Fireproof foam used in sofas and vinyl floors contaminates children, warns a study.
Children living in public homes where these materials are commonplace have toxin levels in the blood and urine up to 15 times higher than those that are not exposed.
Researchers warn that this is another cause that leads to health inequalities between rich and poor: Flame retardant chemicals (known as PBDEs) are associated with developmental delays, obesity, endocrine and thyroid disruption, cancer and other cancer related diseases.
Dr. Heather Stapleton of Duke University, who unveiled the results of the American Association for Advancement of Science conference this week, warned that despite the attempts to contain these chemicals, they are still ubiquitous.
Few studies have investigated how or whether these chemicals enter the bloodstream of children exposed to them.
"There are concerns that these chemicals could have an impact on the skin's brain development," Dr. Stapleton.
Floor coverings may contain chemicals that affect the development of children, researchers warn  THE CHILDREN'S CHILDREN HAVE
been exposed to flame retardants
These are referred to as PBDEs (polybromated diphenyl ethers).
Chemicals with strong properties that interfere with hormones, but since the 1970s they have been added to all kinds of products to make them less susceptible to flames.
Over time, these chemicals rub off the products and accumulate on the surface. For example, with a television set, this becomes risky because televisions collect dust, and this dust can mingle with the PDBEs that humans can breathe.
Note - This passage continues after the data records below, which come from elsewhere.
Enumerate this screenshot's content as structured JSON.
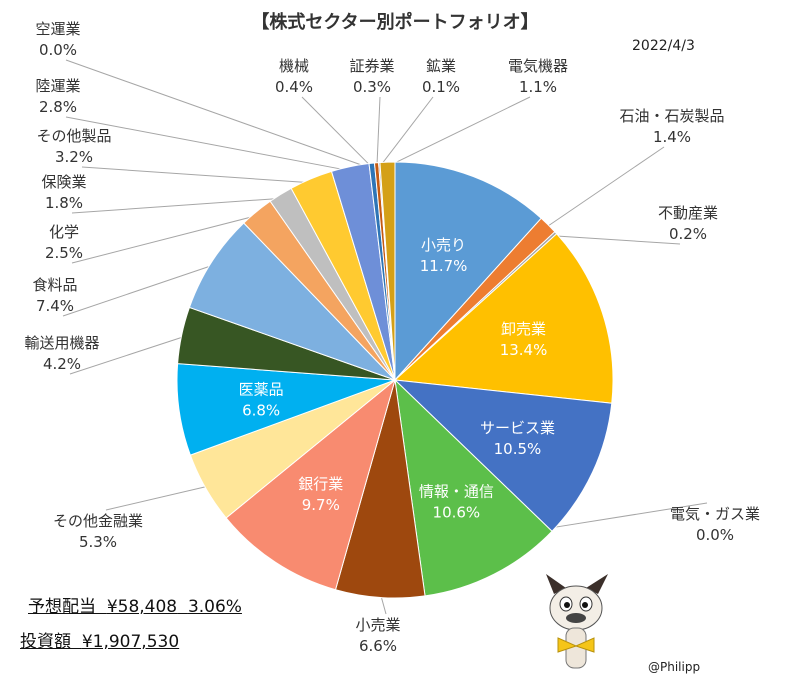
{
  "title": "【株式セクター別ポートフォリオ】",
  "date": "2022/4/3",
  "summary": {
    "dividend_label": "予想配当",
    "dividend_amount": "¥58,408",
    "dividend_yield": "3.06%",
    "investment_label": "投資額",
    "investment_amount": "¥1,907,530"
  },
  "credit": "@Philipp",
  "chart_data": {
    "type": "pie",
    "start_angle_deg": 0,
    "direction": "clockwise",
    "slices": [
      {
        "label": "小売り",
        "value": 11.7,
        "pct_text": "11.7%",
        "color": "#5B9BD5",
        "label_position": "inside"
      },
      {
        "label": "石油・石炭製品",
        "value": 1.4,
        "pct_text": "1.4%",
        "color": "#ED7D31",
        "label_position": "outside"
      },
      {
        "label": "不動産業",
        "value": 0.2,
        "pct_text": "0.2%",
        "color": "#A5A5A5",
        "label_position": "outside"
      },
      {
        "label": "卸売業",
        "value": 13.4,
        "pct_text": "13.4%",
        "color": "#FFC000",
        "label_position": "inside"
      },
      {
        "label": "サービス業",
        "value": 10.5,
        "pct_text": "10.5%",
        "color": "#4472C4",
        "label_position": "inside"
      },
      {
        "label": "電気・ガス業",
        "value": 0.0,
        "pct_text": "0.0%",
        "color": "#70AD47",
        "label_position": "outside"
      },
      {
        "label": "情報・通信",
        "value": 10.6,
        "pct_text": "10.6%",
        "color": "#5CBF4A",
        "label_position": "inside"
      },
      {
        "label": "小売業",
        "value": 6.6,
        "pct_text": "6.6%",
        "color": "#9E480E",
        "label_position": "outside"
      },
      {
        "label": "銀行業",
        "value": 9.7,
        "pct_text": "9.7%",
        "color": "#F88B70",
        "label_position": "inside"
      },
      {
        "label": "その他金融業",
        "value": 5.3,
        "pct_text": "5.3%",
        "color": "#FFE699",
        "label_position": "outside"
      },
      {
        "label": "医薬品",
        "value": 6.8,
        "pct_text": "6.8%",
        "color": "#00B0F0",
        "label_position": "inside"
      },
      {
        "label": "輸送用機器",
        "value": 4.2,
        "pct_text": "4.2%",
        "color": "#375623",
        "label_position": "outside"
      },
      {
        "label": "食料品",
        "value": 7.4,
        "pct_text": "7.4%",
        "color": "#7DB0E0",
        "label_position": "outside"
      },
      {
        "label": "化学",
        "value": 2.5,
        "pct_text": "2.5%",
        "color": "#F4A460",
        "label_position": "outside"
      },
      {
        "label": "保険業",
        "value": 1.8,
        "pct_text": "1.8%",
        "color": "#BFBFBF",
        "label_position": "outside"
      },
      {
        "label": "その他製品",
        "value": 3.2,
        "pct_text": "3.2%",
        "color": "#FFCA30",
        "label_position": "outside"
      },
      {
        "label": "陸運業",
        "value": 2.8,
        "pct_text": "2.8%",
        "color": "#6E8FD8",
        "label_position": "outside"
      },
      {
        "label": "空運業",
        "value": 0.0,
        "pct_text": "0.0%",
        "color": "#7030A0",
        "label_position": "outside"
      },
      {
        "label": "機械",
        "value": 0.4,
        "pct_text": "0.4%",
        "color": "#2E75B6",
        "label_position": "outside"
      },
      {
        "label": "証券業",
        "value": 0.3,
        "pct_text": "0.3%",
        "color": "#C55A11",
        "label_position": "outside"
      },
      {
        "label": "鉱業",
        "value": 0.1,
        "pct_text": "0.1%",
        "color": "#7F7F7F",
        "label_position": "outside"
      },
      {
        "label": "電気機器",
        "value": 1.1,
        "pct_text": "1.1%",
        "color": "#D4A017",
        "label_position": "outside"
      }
    ]
  }
}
At one point, most sofas, plastic bottles, carpets and televisions were made with PDBEs in any shape or form.
With the emergence of the dangers of PDBEs, further limitations have been placed on the way they can be used to limit our exposure.
But they persist in many products and have been found despite restrictions in farmed fish.
BBP in floor coverings and carpet
Benzyl butyl phthalate was mainly used as plasticizer for PVC.
It has been associated with respiratory disease, skin irritation, multiple myeoloma, and reproductive disorders.
The EU has banned BBP in all products that children would be exposed to.
The US has limited BBP, but its use is not prohibited.
"In homes with flame retardants, especially for young children who spend most of their time indoors, they are widespread, for example in household dust."
The chemicals that Dr. Stapleton examines fall under the generic term semi-volatile organic compounds are used in electronic devices, furniture and building materials.
Flame retardants, formerly used in most sofas, carpets and televisions, have been associated with a stunted development of the brain and reproductive system.
Phthalates, found in vinyl floors and carpets, are disrupting the way we store fat and soothe obesity.
While the EU has strictly forbidden these chemicals, especially in children's products, the US was not that strong.
There are other limitations: in 2010, 80 percent of Dr. Stapleton tested consumer products these chemicals. Now it's almost 20 percent since regulators crack down.
However, there is no ban and they persist – especially in public housing where floors, furniture and products have not been replaced by safer ones.
And the regulators keep finding them in unexpected places. A study from last year has shown that flame retardants in farmed fish in the US and the EU are used for PDBEs in fish farming.
Duke's Nicholas School of the Environment, together with the Centers for Disease Control and Prevention and Boston University, launched a three-year study on the exposure of these household chemicals to 203 children from 190 families.
"Our primary goal was to investigate the links between certain products and the exposure of children and determine how the exposure occurred – whether through breathing, skin contact, or inadvertent inhalation of dust," Dr. Stapleton.
The study analyzed samples of indoor air, indoor dust and foam collected from furniture in each orphanage, along with a hand wipe sample, urine and blood from each child.
Subsequently, 44 biomarkers for exposure to various chemicals were quantified, including phthalates and organophosphate esters brominated flame retardants, parabens, phenols, antibacterial agents, and perfluoroalkyl and polyfluoroalkyl substances (PFAS).
Children from homes where the sofa in the main living area contained PBDEs had a six-fold higher concentration of PBDEs in their blood.
In children in houses with vinyl floors in all areas, levels of benzyl butyl phthalate metabolites found in urine were 15 times higher than in children without vinyl floor.
Benzylbutyl phthalate has been implicated in respiratory, skin irritation, multiple myeloma, and reproductive disorders.
The findings were presented at the annual meeting of the American Association for the Advancement of Science in Washington DC.